De opleidingen moeten straks uitleggen hoe de gekozen onderwijstaal bijdraagt aan de kwaliteit van de opleidingen, schrijft het ministerie van Onderwijs zojuist. Ook wordt het taalniveau van docenten beoordeeld.
Engelstalig onderwijs heeft zijn voor- en tegenstanders. Tegenstanders zijn bang dat opleidingen alleen maar uit winstbejag Engelstalig worden: ze willen gewoon zoveel mogelijk buitenlandse studenten werven, is het verwijt. De kwaliteit van het onderwijs zou eronder lijden.
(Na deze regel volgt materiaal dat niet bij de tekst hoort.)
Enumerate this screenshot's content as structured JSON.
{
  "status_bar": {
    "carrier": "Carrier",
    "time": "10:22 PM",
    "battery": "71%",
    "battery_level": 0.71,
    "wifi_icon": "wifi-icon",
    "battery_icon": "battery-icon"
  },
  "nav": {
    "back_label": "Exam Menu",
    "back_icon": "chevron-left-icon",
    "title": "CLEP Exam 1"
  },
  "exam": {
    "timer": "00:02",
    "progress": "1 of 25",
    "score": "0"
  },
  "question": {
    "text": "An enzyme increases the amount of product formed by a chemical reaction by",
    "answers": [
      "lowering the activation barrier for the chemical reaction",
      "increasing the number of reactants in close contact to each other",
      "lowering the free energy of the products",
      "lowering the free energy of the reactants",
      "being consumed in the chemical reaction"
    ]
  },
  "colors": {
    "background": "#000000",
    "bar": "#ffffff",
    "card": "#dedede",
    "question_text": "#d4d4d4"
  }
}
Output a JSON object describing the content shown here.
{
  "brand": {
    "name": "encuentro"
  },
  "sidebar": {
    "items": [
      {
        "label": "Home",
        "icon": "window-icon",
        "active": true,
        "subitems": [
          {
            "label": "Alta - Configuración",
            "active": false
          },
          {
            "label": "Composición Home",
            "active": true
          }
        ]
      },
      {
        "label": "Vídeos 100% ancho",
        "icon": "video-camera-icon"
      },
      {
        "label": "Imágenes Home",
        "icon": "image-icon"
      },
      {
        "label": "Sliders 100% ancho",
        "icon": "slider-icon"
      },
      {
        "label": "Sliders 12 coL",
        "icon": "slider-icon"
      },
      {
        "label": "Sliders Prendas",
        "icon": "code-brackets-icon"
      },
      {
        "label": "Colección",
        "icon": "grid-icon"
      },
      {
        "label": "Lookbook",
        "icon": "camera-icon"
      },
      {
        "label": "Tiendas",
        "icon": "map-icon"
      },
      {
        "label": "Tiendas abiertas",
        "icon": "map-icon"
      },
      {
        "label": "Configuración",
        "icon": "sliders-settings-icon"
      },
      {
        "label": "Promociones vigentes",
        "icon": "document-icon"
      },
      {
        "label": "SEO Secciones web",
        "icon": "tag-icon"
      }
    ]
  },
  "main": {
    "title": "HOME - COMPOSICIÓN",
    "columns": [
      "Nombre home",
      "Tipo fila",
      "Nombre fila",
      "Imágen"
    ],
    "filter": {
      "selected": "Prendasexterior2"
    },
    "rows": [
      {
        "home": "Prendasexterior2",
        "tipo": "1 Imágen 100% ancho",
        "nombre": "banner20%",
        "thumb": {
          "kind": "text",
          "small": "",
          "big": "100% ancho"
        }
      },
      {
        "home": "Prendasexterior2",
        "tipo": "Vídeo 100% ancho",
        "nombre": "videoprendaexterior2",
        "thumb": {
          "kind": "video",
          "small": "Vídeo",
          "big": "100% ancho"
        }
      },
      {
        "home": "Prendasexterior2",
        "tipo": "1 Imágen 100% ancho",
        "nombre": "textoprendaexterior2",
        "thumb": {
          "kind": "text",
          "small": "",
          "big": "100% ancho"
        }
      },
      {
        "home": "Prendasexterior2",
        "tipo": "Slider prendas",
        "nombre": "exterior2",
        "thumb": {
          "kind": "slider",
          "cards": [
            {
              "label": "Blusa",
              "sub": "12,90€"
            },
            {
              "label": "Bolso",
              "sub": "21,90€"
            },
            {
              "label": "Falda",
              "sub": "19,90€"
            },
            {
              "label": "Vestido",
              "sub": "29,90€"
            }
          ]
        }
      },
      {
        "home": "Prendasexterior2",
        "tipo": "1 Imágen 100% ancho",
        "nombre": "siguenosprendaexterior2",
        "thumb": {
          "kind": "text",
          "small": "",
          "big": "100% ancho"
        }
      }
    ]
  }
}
Voorstanders menen juist dat Engelstalig onderwijs studenten voorbereidt op de internationale context waarin ze later werken. Ze zullen moeten omgaan met mensen uit allerlei landen en culturen, dus het is goed om daar in de opleiding alvast aan te wennen. En die buitenlandse studenten zijn vaak bijzonder gemotiveerd, anders komen ze niet speciaal hierheen.
Abstract
Maar het blijft nogal abstract, omdat je nauwelijks in algemeenheden kunt praten: zelfs de felle tegenstanders bij Beter Onderwijs Nederland, die een rechtszaak tegen de verengelsing aanspanden, erkennen dat sommige opleidingen best Engelstalig kunnen zijn.
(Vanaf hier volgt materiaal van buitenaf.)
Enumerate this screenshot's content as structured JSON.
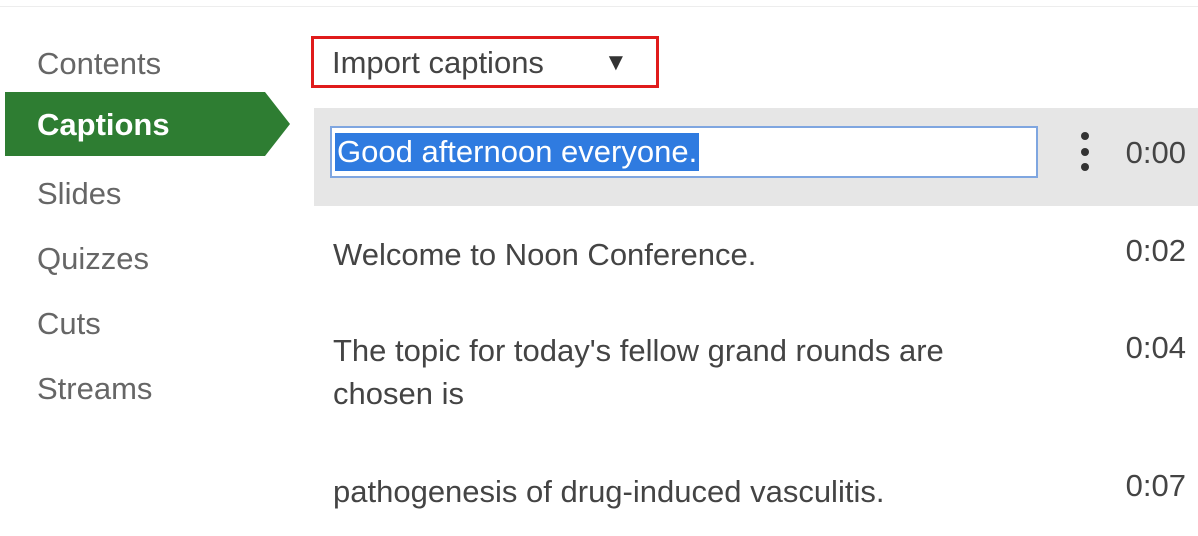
{
  "sidebar": {
    "items": [
      {
        "label": "Contents"
      },
      {
        "label": "Captions"
      },
      {
        "label": "Slides"
      },
      {
        "label": "Quizzes"
      },
      {
        "label": "Cuts"
      },
      {
        "label": "Streams"
      }
    ],
    "active": "Captions"
  },
  "toolbar": {
    "import_label": "Import captions",
    "import_caret_icon": "triangle-down-icon"
  },
  "captions": [
    {
      "text": "Good afternoon everyone.",
      "time": "0:00"
    },
    {
      "text": "Welcome to Noon Conference.",
      "time": "0:02"
    },
    {
      "text": "The topic for today's fellow grand rounds are chosen is",
      "time": "0:04"
    },
    {
      "text": "pathogenesis of drug-induced vasculitis.",
      "time": "0:07"
    }
  ],
  "colors": {
    "active_nav": "#2e7d32",
    "highlight_border": "#e01b1b",
    "selection": "#2f7be0",
    "selected_row": "#e6e6e6"
  }
}
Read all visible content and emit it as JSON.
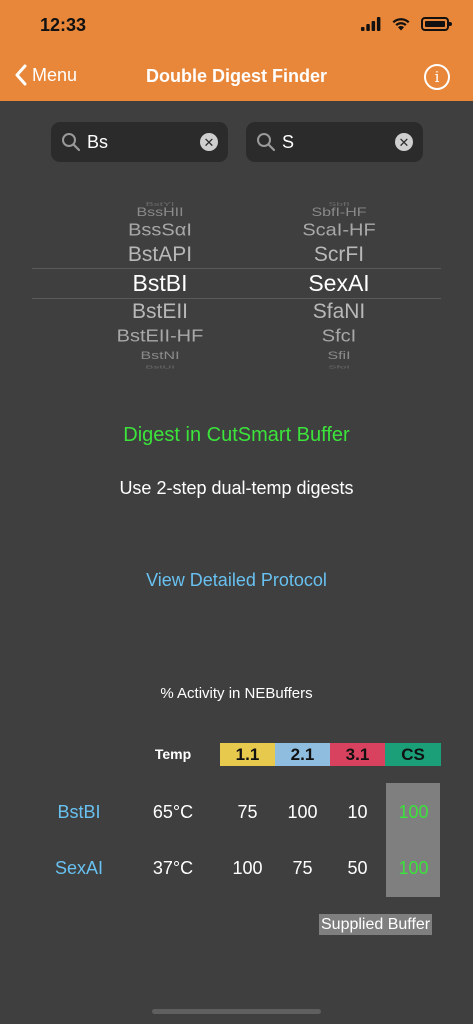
{
  "status_bar": {
    "time": "12:33"
  },
  "nav": {
    "back_label": "Menu",
    "title": "Double Digest Finder"
  },
  "search": {
    "left_value": "Bs",
    "right_value": "S"
  },
  "picker": {
    "left": [
      "BstYI",
      "BssHII",
      "BssSαI",
      "BstAPI",
      "BstBI",
      "BstEII",
      "BstEII-HF",
      "BstNI",
      "BstUI"
    ],
    "right": [
      "SbfI",
      "SbfI-HF",
      "ScaI-HF",
      "ScrFI",
      "SexAI",
      "SfaNI",
      "SfcI",
      "SfiI",
      "SfoI"
    ]
  },
  "result": {
    "buffer_text": "Digest in CutSmart Buffer",
    "note": "Use 2-step dual-temp digests",
    "protocol_link": "View Detailed Protocol"
  },
  "activity": {
    "title": "% Activity in NEBuffers",
    "temp_header": "Temp",
    "buffers": [
      "1.1",
      "2.1",
      "3.1",
      "CS"
    ],
    "rows": [
      {
        "enzyme": "BstBI",
        "temp": "65°C",
        "values": [
          "75",
          "100",
          "10",
          "100"
        ]
      },
      {
        "enzyme": "SexAI",
        "temp": "37°C",
        "values": [
          "100",
          "75",
          "50",
          "100"
        ]
      }
    ],
    "supplied_label": "Supplied Buffer"
  },
  "colors": {
    "header": "#e8873a",
    "background": "#3f3f3f",
    "buffer_1_1": "#e7c94e",
    "buffer_2_1": "#8fbde0",
    "buffer_3_1": "#d9425f",
    "buffer_cs": "#1a9f78",
    "positive": "#3be33b",
    "link": "#68c1f0"
  }
}
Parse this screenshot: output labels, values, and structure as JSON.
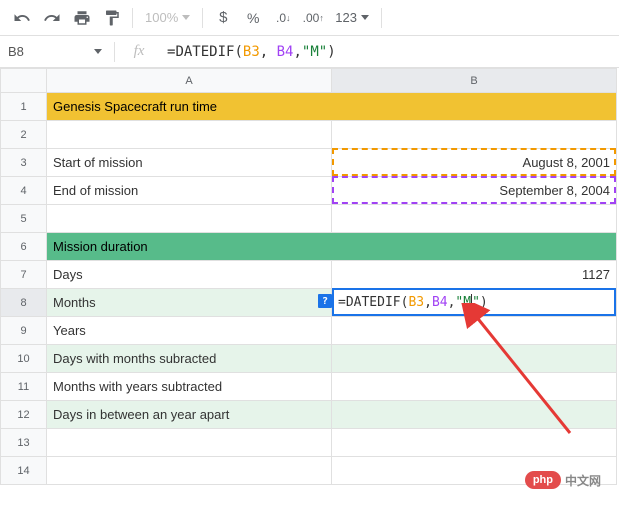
{
  "toolbar": {
    "zoom": "100%",
    "num_format": "123"
  },
  "name_box": "B8",
  "formula": {
    "prefix": "=",
    "fn": "DATEDIF",
    "open": "(",
    "ref1": "B3",
    "sep": ", ",
    "ref2": "B4",
    "sep2": ",",
    "str": "\"M\"",
    "close": ")"
  },
  "columns": [
    "A",
    "B"
  ],
  "rows": [
    {
      "n": 1,
      "a": "Genesis Spacecraft run time",
      "b": "",
      "class": "header-yellow",
      "merge": true
    },
    {
      "n": 2,
      "a": "",
      "b": ""
    },
    {
      "n": 3,
      "a": "Start of mission",
      "b": "August 8, 2001",
      "b_right": true
    },
    {
      "n": 4,
      "a": "End of mission",
      "b": "September 8, 2004",
      "b_right": true
    },
    {
      "n": 5,
      "a": "",
      "b": ""
    },
    {
      "n": 6,
      "a": "Mission duration",
      "b": "",
      "class": "header-green",
      "merge": true
    },
    {
      "n": 7,
      "a": "Days",
      "b": "1127",
      "b_right": true
    },
    {
      "n": 8,
      "a": "Months",
      "b": "",
      "alt": true
    },
    {
      "n": 9,
      "a": "Years",
      "b": ""
    },
    {
      "n": 10,
      "a": "Days with months subracted",
      "b": "",
      "alt": true
    },
    {
      "n": 11,
      "a": "Months with years subtracted",
      "b": ""
    },
    {
      "n": 12,
      "a": "Days in between an year apart",
      "b": "",
      "alt": true
    },
    {
      "n": 13,
      "a": "",
      "b": ""
    },
    {
      "n": 14,
      "a": "",
      "b": ""
    }
  ],
  "active_cell_formula": {
    "prefix": "=DATEDIF(",
    "ref1": "B3",
    "sep": ", ",
    "ref2": "B4",
    "sep2": ",",
    "str_open": "\"M",
    "str_close": "\"",
    "close": ")"
  },
  "watermark": {
    "badge": "php",
    "text": "中文网"
  }
}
Dus lag dit politieke middel voor de hand: laat het de opleidingen maar uitleggen. Als de onderbouwing onvoldoende is, heeft de opleiding twee mogelijkheden: óf de taalkeuze beter verantwoorden óf weer op het Nederlands overstappen. ‘In het uiterste geval kan de NVAO de accreditatie intrekken’, schrijft het ministerie.
Of het de tegenstanders geruststelt, zal ervan afhangen of de keurmeester naar hun smaak streng genoeg is en opleidingen inderdaad zal dwingen hun taalkeuze terug te draaien.